Since my last post a lot has happened. I finished drafts of my short story collection and my novella. As I indicated in my last post, writing my novella was hell. For at least 4 weeks, I slept maybe 2 hours a day. Spending most of my time re-writing a manuscript that was short-listed for an award, yet, was not up to my standards. I felt embarrassed about my past writing. It was a humbling experience.
Writing will always humble you. I've met writers who think they know the universe, simply, because they are writers. I don't understand that way of thinking. Writing teaches me to accept failure. To face failure head on. It anchors me in the reality that I am imperfect.
It looks like my novella will be published early next year by Grey Borders. I'm still waiting to hear on the publisher's thoughts of my current draft, but I'm hopeful that it's close to publishable.
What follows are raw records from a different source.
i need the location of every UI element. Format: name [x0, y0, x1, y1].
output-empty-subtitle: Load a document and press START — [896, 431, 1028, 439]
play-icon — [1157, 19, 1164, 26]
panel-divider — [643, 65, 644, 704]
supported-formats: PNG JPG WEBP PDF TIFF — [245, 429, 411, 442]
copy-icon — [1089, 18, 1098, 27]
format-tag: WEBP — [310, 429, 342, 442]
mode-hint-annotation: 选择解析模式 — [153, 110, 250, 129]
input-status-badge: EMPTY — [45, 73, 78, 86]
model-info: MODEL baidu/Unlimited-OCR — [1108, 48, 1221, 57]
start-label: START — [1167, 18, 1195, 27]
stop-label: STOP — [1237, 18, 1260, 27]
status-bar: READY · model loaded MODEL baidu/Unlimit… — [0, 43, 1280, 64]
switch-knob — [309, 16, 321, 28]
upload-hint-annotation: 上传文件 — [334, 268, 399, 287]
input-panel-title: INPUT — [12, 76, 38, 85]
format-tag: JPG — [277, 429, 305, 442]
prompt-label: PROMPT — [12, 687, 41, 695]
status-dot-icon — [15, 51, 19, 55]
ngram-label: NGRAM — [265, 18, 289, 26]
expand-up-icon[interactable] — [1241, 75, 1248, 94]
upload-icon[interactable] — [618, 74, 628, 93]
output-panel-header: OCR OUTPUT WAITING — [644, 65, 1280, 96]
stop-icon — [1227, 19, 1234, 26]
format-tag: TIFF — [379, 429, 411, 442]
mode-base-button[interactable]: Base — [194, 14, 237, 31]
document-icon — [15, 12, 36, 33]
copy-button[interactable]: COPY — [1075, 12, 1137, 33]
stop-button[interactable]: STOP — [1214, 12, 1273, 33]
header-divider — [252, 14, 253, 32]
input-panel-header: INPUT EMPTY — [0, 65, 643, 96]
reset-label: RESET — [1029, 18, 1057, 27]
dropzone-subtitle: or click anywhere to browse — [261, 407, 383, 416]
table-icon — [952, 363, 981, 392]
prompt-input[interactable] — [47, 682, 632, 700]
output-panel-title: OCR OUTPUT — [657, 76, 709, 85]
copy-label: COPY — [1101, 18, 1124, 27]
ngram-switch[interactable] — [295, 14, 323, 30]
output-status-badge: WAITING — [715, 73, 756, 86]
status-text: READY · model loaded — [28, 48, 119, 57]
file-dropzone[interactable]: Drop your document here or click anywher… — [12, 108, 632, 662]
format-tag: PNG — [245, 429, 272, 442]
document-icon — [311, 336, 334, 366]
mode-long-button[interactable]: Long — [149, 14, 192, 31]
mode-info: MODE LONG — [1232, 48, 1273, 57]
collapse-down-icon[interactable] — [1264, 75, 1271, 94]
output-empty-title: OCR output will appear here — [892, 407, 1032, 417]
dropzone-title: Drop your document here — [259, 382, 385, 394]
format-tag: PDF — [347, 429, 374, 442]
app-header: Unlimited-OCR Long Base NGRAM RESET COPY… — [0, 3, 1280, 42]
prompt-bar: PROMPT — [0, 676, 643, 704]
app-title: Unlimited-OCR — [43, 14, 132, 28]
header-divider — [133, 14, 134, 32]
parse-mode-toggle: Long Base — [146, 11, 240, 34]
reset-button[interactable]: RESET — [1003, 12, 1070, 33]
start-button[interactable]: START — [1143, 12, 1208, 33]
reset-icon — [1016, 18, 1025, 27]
I don't want to write such a dramatic re-write of a manuscript again. I haven't asked them, but I've been thinking about submitting artwork for the cover. That would motivate me to get out and about with my camera.
My short story collection, He Doesn't Hurt People Anymore, is going to be released this Fall before the Word On The Street festival, by Dumagrad Books. Other than one of the short stories, it apparently just needs copy edits. The cover art looks amazing. Maybe 2 or 3 weeks after we came to an agreement, I was sent the cover art. I might suggest a couple tweaks, but it looks fantastic. So far, this is the kind of relationship I want with a publisher. I want to be able to trust my publisher to handle graphic design, etc. I just want to write, and read my work.
My last book of poetry published, A Mingus Lullaby, was short-listed for the Trillium Book Prize for Poetry. My first major short list. Again, I'm humbled. I've always assumed that I would never be short-listed for a major prize. That's part of what makes my writing fearless. I don't worry about offending publishers who would never publish my work, and don't care if I offend the sensitivities of literary judges, because I don't expect them to take me seriously anyway. Again, being a writer will humble you. Sometimes those you assume will never read you, read you and mistake fearlessness for bravery. I'm not brave. Far from it. Bravery involves carrying burden and fear, whereas I've thrown most of that away.
I probably will not post for a while. If I win, I'll throw something up. Otherwise, I want to start on a novel (and haven't even started plotting it). I have a short story collection to promote. A poetry collection that needs a home. Two other novels and a novella which I've started plots for and want to fill in details so they're ready when I start working on them. MFA applications to send out as well (I'm looking at online programs). A dancehall reggae project I'm involved with is being released this Summer in Jamaica. I also want to redesign this blog, or design a more in-depth website.
There's a lot to do. June 19th and 20th there are events with the Trillium Award. June 16th, my publisher wants to host an event. I really want to submit an idea to a micro-publisher I really like as well.
Let's see how many more times this year I can be reminded about the importance of humility.